« A partir de combien est-on riche ? », « Qui sont les ultra-riches ? », « Avez-vous l’étoffe d’un bourgeois ? »… Experte en BD pédago-humoristique avec son blog scientifique Tu mourras moins bête et les deux livres qu’elle en a tirés, Marion Montaigne propose en une dizaine de thèmes une synthèse originale des travaux menés depuis trente ans par Michel Pinçon et Monique Pinçon-Charlot. La jeune auteure - elle est née en 1980 - a lu à cette fin tous les livres des deux sociologues qui, après Le président des riches, viennent de publier La violence des riches, chronique d’une immense casse sociale (La Découverte). Elle les a aussi accompagnés «sur le terrain», dans une bijouterie de la place Vendôme, pour produire un livre à la fois scientifique, pédagogique et humoristique sur la très grande bourgeoisie, l’argent et le processus de reproduction des élites.
Marion Montaigne prend pour cela le parti de mettre en scène, avec une distance amusée, les deux sociologues en action. A la manière d’un Pierre Bourdieu, Michel Pinçon et Monique Pinçon-Charlot pratiquent la sociologie comme « un sport de combat ». Ils ont conduit des interviews à Neuilly, assisté à des manifestations anti-HLM dans le XVIe arrondissement de Paris et à des chasses à courre, passé Noël à Gstaad et l’été à Deauville. La dessinatrice les imagine interpellant dans une librairie un certain Philippe Brocolis pour savoir si cela lui plairait d’être riche. Ils s’incrustent ensuite dans la famille du susnommé pour raconter les riches, leurs mœurs et leurs travers, entre récit didactique et expériences pratiques.
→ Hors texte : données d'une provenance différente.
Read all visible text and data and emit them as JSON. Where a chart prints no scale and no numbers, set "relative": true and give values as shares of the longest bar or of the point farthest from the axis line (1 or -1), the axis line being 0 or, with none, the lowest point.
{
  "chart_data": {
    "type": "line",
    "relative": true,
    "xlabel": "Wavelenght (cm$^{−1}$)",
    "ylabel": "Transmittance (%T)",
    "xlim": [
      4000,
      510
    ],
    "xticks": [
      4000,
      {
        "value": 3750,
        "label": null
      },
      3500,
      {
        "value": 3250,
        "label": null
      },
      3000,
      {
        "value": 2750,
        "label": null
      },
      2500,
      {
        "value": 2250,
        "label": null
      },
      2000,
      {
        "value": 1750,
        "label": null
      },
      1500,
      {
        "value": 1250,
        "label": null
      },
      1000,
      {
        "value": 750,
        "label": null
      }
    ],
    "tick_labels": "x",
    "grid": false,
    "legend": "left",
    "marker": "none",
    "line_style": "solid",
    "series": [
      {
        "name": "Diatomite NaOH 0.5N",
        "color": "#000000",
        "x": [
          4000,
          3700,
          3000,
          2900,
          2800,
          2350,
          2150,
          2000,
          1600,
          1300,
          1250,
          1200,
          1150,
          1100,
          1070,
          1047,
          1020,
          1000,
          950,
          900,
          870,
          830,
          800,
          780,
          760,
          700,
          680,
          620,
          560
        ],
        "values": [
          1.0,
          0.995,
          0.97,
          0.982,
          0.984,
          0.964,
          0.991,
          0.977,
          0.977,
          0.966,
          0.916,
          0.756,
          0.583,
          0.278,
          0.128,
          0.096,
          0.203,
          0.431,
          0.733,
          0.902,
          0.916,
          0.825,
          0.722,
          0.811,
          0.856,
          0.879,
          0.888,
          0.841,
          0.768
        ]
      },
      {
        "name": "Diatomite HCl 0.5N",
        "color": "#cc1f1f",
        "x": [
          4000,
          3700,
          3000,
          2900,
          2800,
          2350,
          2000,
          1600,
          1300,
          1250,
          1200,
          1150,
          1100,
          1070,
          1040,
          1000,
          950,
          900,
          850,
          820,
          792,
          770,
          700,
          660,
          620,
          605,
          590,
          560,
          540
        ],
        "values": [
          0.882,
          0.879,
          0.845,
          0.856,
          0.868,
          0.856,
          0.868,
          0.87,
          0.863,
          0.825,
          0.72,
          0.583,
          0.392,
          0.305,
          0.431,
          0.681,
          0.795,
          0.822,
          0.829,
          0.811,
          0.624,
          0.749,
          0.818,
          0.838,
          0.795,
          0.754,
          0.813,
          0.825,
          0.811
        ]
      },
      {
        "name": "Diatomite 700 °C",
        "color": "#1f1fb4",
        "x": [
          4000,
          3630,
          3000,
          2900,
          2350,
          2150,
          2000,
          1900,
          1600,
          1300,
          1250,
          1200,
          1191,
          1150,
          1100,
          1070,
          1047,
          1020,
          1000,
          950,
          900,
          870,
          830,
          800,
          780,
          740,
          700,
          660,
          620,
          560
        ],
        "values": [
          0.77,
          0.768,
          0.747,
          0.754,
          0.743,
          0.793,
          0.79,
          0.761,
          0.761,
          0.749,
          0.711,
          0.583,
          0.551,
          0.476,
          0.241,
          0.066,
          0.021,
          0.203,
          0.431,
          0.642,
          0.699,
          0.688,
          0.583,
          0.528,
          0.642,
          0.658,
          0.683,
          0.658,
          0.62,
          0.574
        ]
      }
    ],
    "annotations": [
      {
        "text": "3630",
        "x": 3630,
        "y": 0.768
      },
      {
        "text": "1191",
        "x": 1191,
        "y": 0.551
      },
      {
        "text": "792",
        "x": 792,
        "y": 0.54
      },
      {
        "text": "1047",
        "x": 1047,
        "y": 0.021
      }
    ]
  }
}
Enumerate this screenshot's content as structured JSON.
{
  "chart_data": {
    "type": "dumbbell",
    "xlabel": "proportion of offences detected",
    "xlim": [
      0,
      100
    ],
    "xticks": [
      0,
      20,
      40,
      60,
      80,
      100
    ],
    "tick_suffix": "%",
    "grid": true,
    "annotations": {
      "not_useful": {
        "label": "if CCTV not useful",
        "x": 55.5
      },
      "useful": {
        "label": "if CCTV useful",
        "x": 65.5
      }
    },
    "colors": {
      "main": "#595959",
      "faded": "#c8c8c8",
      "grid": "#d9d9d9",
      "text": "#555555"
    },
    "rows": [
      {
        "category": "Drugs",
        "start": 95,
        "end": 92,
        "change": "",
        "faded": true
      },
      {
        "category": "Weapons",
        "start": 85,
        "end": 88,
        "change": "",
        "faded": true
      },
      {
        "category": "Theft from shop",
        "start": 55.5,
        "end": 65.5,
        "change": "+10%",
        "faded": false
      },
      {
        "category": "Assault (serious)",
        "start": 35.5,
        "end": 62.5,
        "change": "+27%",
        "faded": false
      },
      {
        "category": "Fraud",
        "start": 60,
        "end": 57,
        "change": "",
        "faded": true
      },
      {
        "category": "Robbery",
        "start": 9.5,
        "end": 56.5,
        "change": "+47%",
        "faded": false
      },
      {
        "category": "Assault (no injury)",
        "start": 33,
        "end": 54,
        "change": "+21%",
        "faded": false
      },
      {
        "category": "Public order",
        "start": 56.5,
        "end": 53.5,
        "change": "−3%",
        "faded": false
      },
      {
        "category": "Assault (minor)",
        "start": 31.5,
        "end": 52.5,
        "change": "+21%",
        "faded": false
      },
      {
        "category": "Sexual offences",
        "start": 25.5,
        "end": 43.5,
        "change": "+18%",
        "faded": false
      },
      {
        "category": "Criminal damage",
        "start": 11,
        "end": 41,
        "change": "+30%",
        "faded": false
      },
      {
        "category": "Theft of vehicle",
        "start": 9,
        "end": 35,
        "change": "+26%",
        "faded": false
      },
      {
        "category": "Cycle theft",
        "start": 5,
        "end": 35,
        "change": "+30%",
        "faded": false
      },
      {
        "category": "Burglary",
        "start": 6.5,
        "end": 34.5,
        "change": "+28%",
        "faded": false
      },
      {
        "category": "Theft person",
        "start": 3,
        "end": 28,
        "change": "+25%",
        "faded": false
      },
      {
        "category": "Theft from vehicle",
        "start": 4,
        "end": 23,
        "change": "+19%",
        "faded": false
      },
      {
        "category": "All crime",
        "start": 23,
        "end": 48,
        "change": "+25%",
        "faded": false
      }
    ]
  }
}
Transformant leur discours en images, Marion Montaigne multiplie les anecdotes et les mises en situation désopilantes. Il faut voir le jeune Ernest-Antoine Seillière, futur président du Medef, faire des canulars téléphoniques (« Allo ? Eugénie de Maupoisson ? Je crois qu’il y a de la friture sur la ligne »), et savoir que « dans le papier à rouler OCB, le “B” signifie “Bolloré”. C’est un peu lui que vous léchez quand vous en roulez une », pour comprendre le monde de l’ultra-richesse.